Yeah me too. I know to tie a shoelace around the poop shoot but the esophogus?

Thomas

Jim in MO,
We call them Puff Ader's here also. But you try to explain what it is to a DNR person and they look at you strange. I just avoid them and let them go on their merry old way. (The Snake) They do have teeth that they use to eat frogs and toads with. But I doubt they are very long.

Bernie Kuntz

I have had too many wonderful days afield to be able to single out one from my 47 years of big game hunting.

But since Dave told a caribou story, allow me to do so too. (Dave, I bet you were on either the Mulchatna River or the Nushagak.)

Anyway, two partners and I floated the Nushagak in 1994 on a caribou hunt. Wonderful fishing for silver salmon, huge rainbows and Arctic grayling, but there were guided hunters sitting on every hill, and then the weather turned bad. We paid for a jet boat ride into Koliganek. A year later I hunted with several other hunters in the same general country. One hunter shot a young bull caribou. I saw one cow caribou in a week of hunting in the rain.

Two Montanans and I got flown into the Kuskokwim Mountains out of Aniak, AK in 1996. On the first day I sneaked up on a big bull caribou and shot it on top of a mountain at a range of 35 yards. It scores 366+. One of my partners also took a nice bull. Then a storm struck and we were stuck in an unheated tent for a week. We eventually stomped a runway in a foot of snow and got pulled out one at a time by the flying service, the pilot flying a Piper Super Cub. Our caribou antlers caught up with us three months later.

My wife bought me a guided caribou hunt which I took in 1998, again in the Nushagak country. I was flown in to Ekwok on the Nushagak R., then out to a spike camp where my guide and two or three Texas hunters awaited. (They are another story in themselves!) To conclude the story, I shot two big barren ground caribou bulls in two days of hunting, then sat in camp just like Dave did--all by myself--while the other hunters were out trying to find caribou.
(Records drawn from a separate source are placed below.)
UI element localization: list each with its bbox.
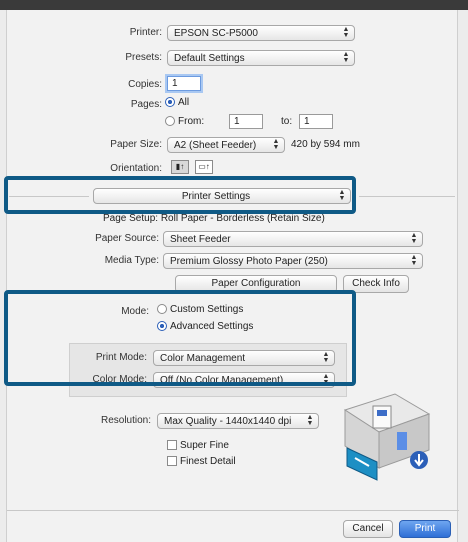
paper-size-dims: 420 by 594 mm — [291, 139, 360, 150]
popup-arrows-icon: ▲ ▼ — [410, 232, 418, 245]
check-info-button[interactable]: Check Info — [343, 275, 409, 293]
popup-arrows-icon: ▲ ▼ — [322, 351, 330, 364]
super-fine-checkbox[interactable]: Super Fine — [167, 440, 229, 451]
print-dialog-screenshot: Printer: EPSON SC-P5000 ▲ ▼ Presets: Defa… — [0, 0, 468, 542]
orientation-label: Orientation: — [110, 163, 162, 174]
presets-popup[interactable]: Default Settings ▲ ▼ — [167, 50, 355, 66]
window-top-edge — [0, 0, 468, 10]
pages-label: Pages: — [130, 99, 162, 110]
popup-arrows-icon: ▲ ▼ — [306, 414, 314, 427]
mode-advanced-label: Advanced Settings — [170, 321, 254, 332]
paper-source-label: Paper Source: — [95, 233, 159, 244]
copies-label: Copies: — [128, 79, 162, 90]
divider — [9, 196, 89, 197]
resolution-label: Resolution: — [100, 415, 151, 426]
printer-value: EPSON SC-P5000 — [174, 28, 258, 39]
print-mode-popup[interactable]: Color Management ▲ ▼ — [153, 350, 335, 366]
radio-icon — [157, 304, 167, 315]
popup-arrows-icon: ▲ ▼ — [410, 254, 418, 267]
presets-label: Presets: — [125, 52, 162, 63]
radio-icon — [165, 116, 175, 127]
media-type-value: Premium Glossy Photo Paper (250) — [170, 256, 328, 267]
paper-source-value: Sheet Feeder — [170, 234, 231, 245]
portrait-orientation-icon[interactable]: ▮↑ — [171, 160, 189, 174]
printer-illustration-icon — [343, 393, 431, 481]
panel-select-popup[interactable]: Printer Settings ▲ ▼ — [93, 188, 351, 204]
finest-detail-checkbox[interactable]: Finest Detail — [167, 456, 236, 467]
pages-from-field[interactable]: 1 — [229, 114, 263, 129]
print-dialog-sheet: Printer: EPSON SC-P5000 ▲ ▼ Presets: Defa… — [6, 10, 459, 542]
divider — [359, 196, 455, 197]
super-fine-label: Super Fine — [180, 440, 229, 451]
mode-custom-label: Custom Settings — [170, 304, 244, 315]
checkbox-icon — [167, 456, 177, 467]
landscape-orientation-icon[interactable]: ▭↑ — [195, 160, 213, 174]
pages-from-radio[interactable]: From: — [165, 116, 204, 127]
media-type-popup[interactable]: Premium Glossy Photo Paper (250) ▲ ▼ — [163, 253, 423, 269]
color-mode-popup[interactable]: Off (No Color Management) ▲ ▼ — [153, 372, 335, 388]
paper-size-popup[interactable]: A2 (Sheet Feeder) ▲ ▼ — [167, 137, 285, 153]
presets-value: Default Settings — [174, 53, 245, 64]
copies-field[interactable]: 1 — [167, 76, 201, 91]
footer-divider — [7, 510, 459, 511]
radio-selected-icon — [157, 321, 167, 332]
popup-arrows-icon: ▲ ▼ — [272, 138, 280, 151]
print-mode-value: Color Management — [160, 353, 246, 364]
paper-source-popup[interactable]: Sheet Feeder ▲ ▼ — [163, 231, 423, 247]
pages-all-label: All — [178, 97, 190, 108]
popup-arrows-icon: ▲ ▼ — [322, 373, 330, 386]
pages-all-radio[interactable]: All — [165, 97, 189, 108]
cancel-button[interactable]: Cancel — [343, 520, 393, 538]
pages-to-field[interactable]: 1 — [299, 114, 333, 129]
print-mode-label: Print Mode: — [95, 352, 147, 363]
resolution-value: Max Quality - 1440x1440 dpi — [164, 416, 292, 427]
finest-detail-label: Finest Detail — [180, 456, 236, 467]
checkbox-icon — [167, 440, 177, 451]
mode-custom-radio[interactable]: Custom Settings — [157, 304, 243, 315]
popup-arrows-icon: ▲ ▼ — [342, 26, 350, 39]
paper-size-value: A2 (Sheet Feeder) — [174, 140, 257, 151]
page-setup-text: Page Setup: Roll Paper - Borderless (Ret… — [103, 213, 325, 224]
color-mode-label: Color Mode: — [92, 374, 147, 385]
printer-popup[interactable]: EPSON SC-P5000 ▲ ▼ — [167, 25, 355, 41]
pages-from-label: From: — [178, 116, 205, 127]
radio-selected-icon — [165, 97, 175, 108]
popup-arrows-icon: ▲ ▼ — [338, 189, 346, 202]
mode-advanced-radio[interactable]: Advanced Settings — [157, 321, 253, 332]
paper-configuration-button[interactable]: Paper Configuration — [175, 275, 337, 293]
media-type-label: Media Type: — [104, 255, 159, 266]
print-button[interactable]: Print — [399, 520, 451, 538]
panel-select-value: Printer Settings — [181, 191, 251, 202]
paper-size-label: Paper Size: — [110, 139, 162, 150]
mode-label: Mode: — [121, 306, 149, 317]
resolution-popup[interactable]: Max Quality - 1440x1440 dpi ▲ ▼ — [157, 413, 319, 429]
color-mode-value: Off (No Color Management) — [160, 375, 284, 386]
popup-arrows-icon: ▲ ▼ — [342, 51, 350, 64]
pages-to-label: to: — [281, 116, 293, 127]
printer-label: Printer: — [129, 27, 162, 38]
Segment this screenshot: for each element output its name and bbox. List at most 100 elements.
Very peaceful, just me and a plastic bottle of Early Times, and an icy spring nearby to dillute the bourbon.

Dave, you are right. We don't know how many fine days, or even bad days, we have left in the field. After two hip surgeries in 2007 I relish all the good times I have had, knowing well that my best years are behind me.

ishawooa

Clay, it appears that everyone is addressing you so here is a couple more stories you might like. Insofar as the whiteout of the objective lens I have had that happen a few times. Once the largest typical mule deer was eating on the far side of a low thick fur as I rode around it. You know the drill, both stare at each other for a microsecond (seems like ten years), bale off the horse, pull the 7-08, snow hits lens, wipe lens clean (forget about using the soft cloth as a Carhart coat tail will have to do), reshoulder the rifle, and ... the buck has vanished. One other variation was when I watched an estimated 335 B & C bull from about 200 yards for a few minutes to allow him to get in position for a good shot angle. My .300 mag was in a suitable rest between a couple boulders with my vest nestled under the forearm. All at once everything went great as he turned to watch some cows that were down the mountain below him. I settled down behind the Leupold and let out a half breath...right onto the scope lens which was about 10 degrees F. Yep iced the sucker up really good. Of course this bull would wait for me to clean the lens or would walk down to the cows. Nope he hauled butt for Yellowstone Park and I don't think he ever knew I was on the mountainside.
I figure at 60 years old I have maybe ten more years to make these memories and have an adopted 17 year old son to keep me going. Unfortunately I also have a 50 year old wife of almost 30 years who has had 5 back surgeries in three years to keep me out of the hills. Maybe things will get better for her since she got a spinal cord stimulator implanted last week. Yep this is the result of a horse injury she received over 8 years ago. No more breaking colts for us. Damn I'm getting longwinded in my old age.